Wednesday, January 11, 2023

The Air Traffic Control Meltdown This Morning


 

Our daughter escaped Seattle yesterday afternoon before the great meltdown of 11 January 2023.

She had spent a month with us and working remotely.

But as George Harrison once sang, all things must pass.

Her flight left four minutes early.

That was what is known in the business of flight a fxxxxxg miracle.

But she got to RDU and, presumably, has reconnected with her life.

We have an intermittently dysfunctional texting relationship. 

Not so with a lot of randomly chosen victims of the great airline/FAA cosmos.

They got to see their flights cancelled.

And they weren't even on Southwest.

All of this got me to remembering.

Not that many years ago I heard a news story that I was not remotely surprised by (Ronald Regan firing all the air traffic controllers pointed to a level of cavalier ignorance of safety in the air network that seemed to point to the possibility that the machines - the computers running the air traffic control system of the United States - were so archaic that we might not really even have an air traffic control system; if the controllers were expendable, why would we pay for state of the art software and hardware?)

The story that I heard centered on the fact that, at the time of the story, the FAA was using very old, maintenance consuming, computers.

I said that I got to remembering.

What I remembered was that the FAA had been an early adopter of computer technology for its mission of safety and control, and that the machines that had hosted the software in support of that mission had come from IBM.

Those machines were powerful for their day.

But they weren't really computers as computers came to be defined not many years later.
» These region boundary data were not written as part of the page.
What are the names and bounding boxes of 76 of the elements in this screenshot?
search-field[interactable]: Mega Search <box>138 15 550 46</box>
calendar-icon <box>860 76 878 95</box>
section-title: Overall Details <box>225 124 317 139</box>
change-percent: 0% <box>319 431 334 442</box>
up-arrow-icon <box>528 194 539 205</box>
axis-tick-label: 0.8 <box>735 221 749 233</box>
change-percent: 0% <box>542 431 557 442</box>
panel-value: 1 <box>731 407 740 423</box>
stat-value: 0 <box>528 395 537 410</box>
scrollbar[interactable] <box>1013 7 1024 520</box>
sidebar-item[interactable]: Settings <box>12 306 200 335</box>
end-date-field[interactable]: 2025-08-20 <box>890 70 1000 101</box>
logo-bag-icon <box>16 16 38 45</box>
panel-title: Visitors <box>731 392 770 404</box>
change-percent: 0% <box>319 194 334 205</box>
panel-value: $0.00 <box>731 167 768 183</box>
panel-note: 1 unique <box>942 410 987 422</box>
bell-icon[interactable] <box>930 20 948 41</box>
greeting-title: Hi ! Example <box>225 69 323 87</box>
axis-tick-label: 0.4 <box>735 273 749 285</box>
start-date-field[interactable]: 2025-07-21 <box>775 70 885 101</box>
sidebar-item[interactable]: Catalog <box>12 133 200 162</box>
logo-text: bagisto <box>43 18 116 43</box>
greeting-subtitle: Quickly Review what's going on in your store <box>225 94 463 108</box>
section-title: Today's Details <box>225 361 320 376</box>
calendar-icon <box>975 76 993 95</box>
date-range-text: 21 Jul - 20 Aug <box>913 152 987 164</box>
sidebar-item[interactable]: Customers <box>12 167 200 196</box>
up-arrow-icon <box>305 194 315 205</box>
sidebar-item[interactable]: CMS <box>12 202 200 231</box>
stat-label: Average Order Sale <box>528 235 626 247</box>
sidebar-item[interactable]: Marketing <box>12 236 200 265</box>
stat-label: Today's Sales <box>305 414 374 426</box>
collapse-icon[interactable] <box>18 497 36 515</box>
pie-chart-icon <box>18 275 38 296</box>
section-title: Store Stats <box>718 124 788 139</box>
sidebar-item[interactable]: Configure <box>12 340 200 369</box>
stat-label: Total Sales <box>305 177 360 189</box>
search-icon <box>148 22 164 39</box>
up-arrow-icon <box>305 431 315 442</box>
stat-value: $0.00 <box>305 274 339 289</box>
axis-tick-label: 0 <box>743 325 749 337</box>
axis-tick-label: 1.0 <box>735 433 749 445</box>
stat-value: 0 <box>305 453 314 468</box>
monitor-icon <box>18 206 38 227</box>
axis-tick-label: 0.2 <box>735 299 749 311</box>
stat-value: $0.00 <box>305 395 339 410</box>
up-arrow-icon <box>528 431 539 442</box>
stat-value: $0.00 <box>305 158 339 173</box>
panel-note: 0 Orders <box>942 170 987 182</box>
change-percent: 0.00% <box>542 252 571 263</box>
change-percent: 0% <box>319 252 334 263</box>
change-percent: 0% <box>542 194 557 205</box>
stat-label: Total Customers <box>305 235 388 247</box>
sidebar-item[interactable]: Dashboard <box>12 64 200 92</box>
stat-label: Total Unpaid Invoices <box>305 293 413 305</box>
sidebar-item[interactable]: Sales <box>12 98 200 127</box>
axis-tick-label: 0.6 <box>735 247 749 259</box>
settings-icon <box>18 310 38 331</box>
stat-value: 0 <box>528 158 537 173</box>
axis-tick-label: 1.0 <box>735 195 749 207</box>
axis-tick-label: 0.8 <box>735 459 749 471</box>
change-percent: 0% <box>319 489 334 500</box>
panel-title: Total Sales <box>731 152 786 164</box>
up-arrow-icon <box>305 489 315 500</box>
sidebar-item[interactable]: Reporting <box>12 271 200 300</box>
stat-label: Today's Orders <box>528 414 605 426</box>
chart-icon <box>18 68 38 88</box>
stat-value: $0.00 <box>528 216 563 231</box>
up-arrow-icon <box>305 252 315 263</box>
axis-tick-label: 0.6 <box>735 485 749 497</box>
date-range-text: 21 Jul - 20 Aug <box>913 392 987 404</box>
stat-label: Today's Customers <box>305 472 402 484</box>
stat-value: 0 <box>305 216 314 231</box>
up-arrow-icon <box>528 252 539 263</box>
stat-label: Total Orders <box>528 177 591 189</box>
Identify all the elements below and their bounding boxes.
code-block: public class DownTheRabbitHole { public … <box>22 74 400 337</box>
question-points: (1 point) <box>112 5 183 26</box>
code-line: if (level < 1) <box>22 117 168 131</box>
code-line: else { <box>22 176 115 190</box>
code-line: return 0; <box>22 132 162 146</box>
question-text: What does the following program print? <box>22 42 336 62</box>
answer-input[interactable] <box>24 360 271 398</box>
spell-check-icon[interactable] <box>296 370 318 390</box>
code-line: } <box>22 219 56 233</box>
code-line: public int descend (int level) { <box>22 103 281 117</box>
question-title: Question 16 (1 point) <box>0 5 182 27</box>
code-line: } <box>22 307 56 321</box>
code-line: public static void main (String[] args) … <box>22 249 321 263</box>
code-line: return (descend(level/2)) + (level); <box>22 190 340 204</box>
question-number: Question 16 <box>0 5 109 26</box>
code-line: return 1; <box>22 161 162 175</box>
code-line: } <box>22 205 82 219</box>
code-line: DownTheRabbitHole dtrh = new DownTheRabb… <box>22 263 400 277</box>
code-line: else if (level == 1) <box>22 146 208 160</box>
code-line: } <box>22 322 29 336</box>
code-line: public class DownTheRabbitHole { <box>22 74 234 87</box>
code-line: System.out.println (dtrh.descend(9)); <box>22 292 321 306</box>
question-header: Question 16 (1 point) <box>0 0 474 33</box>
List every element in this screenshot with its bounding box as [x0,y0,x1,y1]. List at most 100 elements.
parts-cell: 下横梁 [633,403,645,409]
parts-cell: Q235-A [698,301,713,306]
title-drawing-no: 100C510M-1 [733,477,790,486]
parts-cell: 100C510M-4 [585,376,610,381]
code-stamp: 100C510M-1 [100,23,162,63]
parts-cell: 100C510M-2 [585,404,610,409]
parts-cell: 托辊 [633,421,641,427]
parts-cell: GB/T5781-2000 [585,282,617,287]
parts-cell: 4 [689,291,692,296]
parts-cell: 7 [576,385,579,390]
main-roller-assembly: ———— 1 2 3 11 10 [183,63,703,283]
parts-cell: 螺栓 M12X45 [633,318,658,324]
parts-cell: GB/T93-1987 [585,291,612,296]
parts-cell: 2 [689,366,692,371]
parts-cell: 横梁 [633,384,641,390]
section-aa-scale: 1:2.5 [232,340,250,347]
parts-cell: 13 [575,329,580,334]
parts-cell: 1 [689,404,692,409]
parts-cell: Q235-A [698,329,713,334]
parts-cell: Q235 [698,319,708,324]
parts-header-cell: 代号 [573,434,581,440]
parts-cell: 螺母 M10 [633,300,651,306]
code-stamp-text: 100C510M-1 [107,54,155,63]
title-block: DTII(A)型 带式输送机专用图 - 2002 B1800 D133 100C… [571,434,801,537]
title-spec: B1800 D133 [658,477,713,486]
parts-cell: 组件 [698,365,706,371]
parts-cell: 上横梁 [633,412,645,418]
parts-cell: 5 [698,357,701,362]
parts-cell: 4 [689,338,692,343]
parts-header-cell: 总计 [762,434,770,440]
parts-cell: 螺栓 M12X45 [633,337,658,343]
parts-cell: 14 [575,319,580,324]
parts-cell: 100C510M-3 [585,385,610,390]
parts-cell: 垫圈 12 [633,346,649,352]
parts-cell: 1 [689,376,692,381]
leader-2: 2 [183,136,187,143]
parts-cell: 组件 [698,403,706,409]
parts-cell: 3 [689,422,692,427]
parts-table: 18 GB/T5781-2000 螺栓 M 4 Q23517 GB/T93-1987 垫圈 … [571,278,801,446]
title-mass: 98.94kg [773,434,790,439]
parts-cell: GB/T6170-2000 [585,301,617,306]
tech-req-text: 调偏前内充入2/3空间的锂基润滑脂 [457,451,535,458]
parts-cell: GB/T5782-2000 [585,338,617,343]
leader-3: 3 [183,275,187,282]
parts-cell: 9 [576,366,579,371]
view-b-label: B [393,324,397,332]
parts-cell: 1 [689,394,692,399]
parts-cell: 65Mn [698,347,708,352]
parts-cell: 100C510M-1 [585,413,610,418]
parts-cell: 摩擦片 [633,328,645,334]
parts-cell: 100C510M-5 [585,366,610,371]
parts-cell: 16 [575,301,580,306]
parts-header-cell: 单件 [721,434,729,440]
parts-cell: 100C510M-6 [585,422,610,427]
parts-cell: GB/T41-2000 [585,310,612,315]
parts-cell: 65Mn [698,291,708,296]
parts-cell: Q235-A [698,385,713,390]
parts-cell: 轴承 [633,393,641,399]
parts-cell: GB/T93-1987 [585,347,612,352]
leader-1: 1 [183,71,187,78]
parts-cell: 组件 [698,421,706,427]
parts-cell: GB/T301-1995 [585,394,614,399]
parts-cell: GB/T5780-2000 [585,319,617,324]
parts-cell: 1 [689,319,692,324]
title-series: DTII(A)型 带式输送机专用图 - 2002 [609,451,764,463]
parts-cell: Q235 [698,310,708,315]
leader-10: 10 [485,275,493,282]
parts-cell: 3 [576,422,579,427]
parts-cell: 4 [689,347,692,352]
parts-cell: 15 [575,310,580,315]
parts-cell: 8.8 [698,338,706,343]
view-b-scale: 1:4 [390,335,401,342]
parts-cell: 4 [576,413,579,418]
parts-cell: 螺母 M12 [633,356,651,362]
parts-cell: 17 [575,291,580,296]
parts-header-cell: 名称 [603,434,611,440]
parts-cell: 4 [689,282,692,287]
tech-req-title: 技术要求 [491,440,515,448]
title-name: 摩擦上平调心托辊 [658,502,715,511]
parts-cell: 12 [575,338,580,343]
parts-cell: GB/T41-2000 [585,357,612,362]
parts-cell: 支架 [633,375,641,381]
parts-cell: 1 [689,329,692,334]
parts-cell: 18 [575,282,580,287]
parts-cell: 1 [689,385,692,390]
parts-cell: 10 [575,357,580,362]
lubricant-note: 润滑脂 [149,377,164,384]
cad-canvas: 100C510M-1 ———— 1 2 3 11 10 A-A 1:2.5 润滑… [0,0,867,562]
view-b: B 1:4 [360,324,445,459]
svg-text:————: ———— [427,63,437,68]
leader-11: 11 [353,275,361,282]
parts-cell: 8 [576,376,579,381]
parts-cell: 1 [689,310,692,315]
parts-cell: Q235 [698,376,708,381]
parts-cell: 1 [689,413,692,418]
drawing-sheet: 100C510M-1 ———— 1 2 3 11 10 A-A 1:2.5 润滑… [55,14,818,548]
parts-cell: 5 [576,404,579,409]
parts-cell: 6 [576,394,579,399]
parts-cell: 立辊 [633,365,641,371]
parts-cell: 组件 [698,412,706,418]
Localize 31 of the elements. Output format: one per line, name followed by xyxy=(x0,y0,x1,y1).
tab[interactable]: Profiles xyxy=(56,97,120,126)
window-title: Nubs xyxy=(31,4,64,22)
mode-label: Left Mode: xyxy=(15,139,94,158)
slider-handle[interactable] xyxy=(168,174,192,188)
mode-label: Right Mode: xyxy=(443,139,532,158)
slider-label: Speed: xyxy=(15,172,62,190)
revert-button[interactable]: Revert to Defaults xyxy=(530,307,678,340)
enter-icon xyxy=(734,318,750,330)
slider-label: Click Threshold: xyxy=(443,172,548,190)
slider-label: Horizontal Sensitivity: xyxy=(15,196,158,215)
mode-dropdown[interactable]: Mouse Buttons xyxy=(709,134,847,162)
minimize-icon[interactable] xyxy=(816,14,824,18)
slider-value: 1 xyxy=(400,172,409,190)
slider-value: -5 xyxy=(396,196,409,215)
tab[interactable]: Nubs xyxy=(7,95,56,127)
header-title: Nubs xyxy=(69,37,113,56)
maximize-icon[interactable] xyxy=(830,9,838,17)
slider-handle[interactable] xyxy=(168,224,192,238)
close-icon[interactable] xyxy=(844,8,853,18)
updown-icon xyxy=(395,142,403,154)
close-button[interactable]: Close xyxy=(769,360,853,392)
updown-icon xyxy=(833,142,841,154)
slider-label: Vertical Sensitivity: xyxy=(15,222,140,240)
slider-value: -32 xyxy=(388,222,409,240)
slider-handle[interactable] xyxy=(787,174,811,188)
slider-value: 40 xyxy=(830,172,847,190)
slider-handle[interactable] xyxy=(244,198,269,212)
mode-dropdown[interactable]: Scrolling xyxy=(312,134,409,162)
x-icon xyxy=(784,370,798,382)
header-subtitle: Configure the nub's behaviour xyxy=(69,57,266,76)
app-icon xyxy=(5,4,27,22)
They were high speed, flexibly programmable calculators.

And their logic circuits were driven by vacuum tubes.

Not old fashioned three wired transistors.

Not, certainly, modern "chips".

Not certainly, Moore's Law exponentially increasing power, chips.

Tubes.

Heat generating, always burning out, constantly maintenance prone, tubes.

IBM service waxed very profitable.

Nobody but IBM knew how to maintain those tube driven artifacts.

But in the day that the FAA made their decision to adopt computer technology, transistors and their progeny had not yet been invented.

So tubes were the best choice at the time.

But - time went on, and, for whatever reason, those "computers" remained in place at FAA as IBM announced and delivered real computers of immense power and vastly heat reduced reliability: 1401, S/360, S/370, S/3 S/34, S/36, S/38, AS/400 - and even - the PC.

FAA liked the tubes.

I guess.

IBM liked the maintenance revenue stream.

I know.

In the depths of IBM mythology there is a story that the company briefly flirted with deploying a dedicated FAA sales team to continually convince the decision makers at FAA against upgrading to a state-of-the-art system: the maintenance revenue stream was just that rich.

And it kept getting better. 

But that's probably a myth.

The story referred to back several sentences mentioned that the FAA, at that time, was using computers with tubes.

That made my IBM pension feel a little more secure.

I had to wonder this morning if they still are.

Using the tube machines.

As an IBM retiree, I certainly hope so.

If they are that would cause me to do another post on how you program an old, old, old computer, and what a mnemonic is.

I'm pretty sure Kevin McCarthy and the boys are working on fixing the tube problem.

Just as soon as they root out the deep state.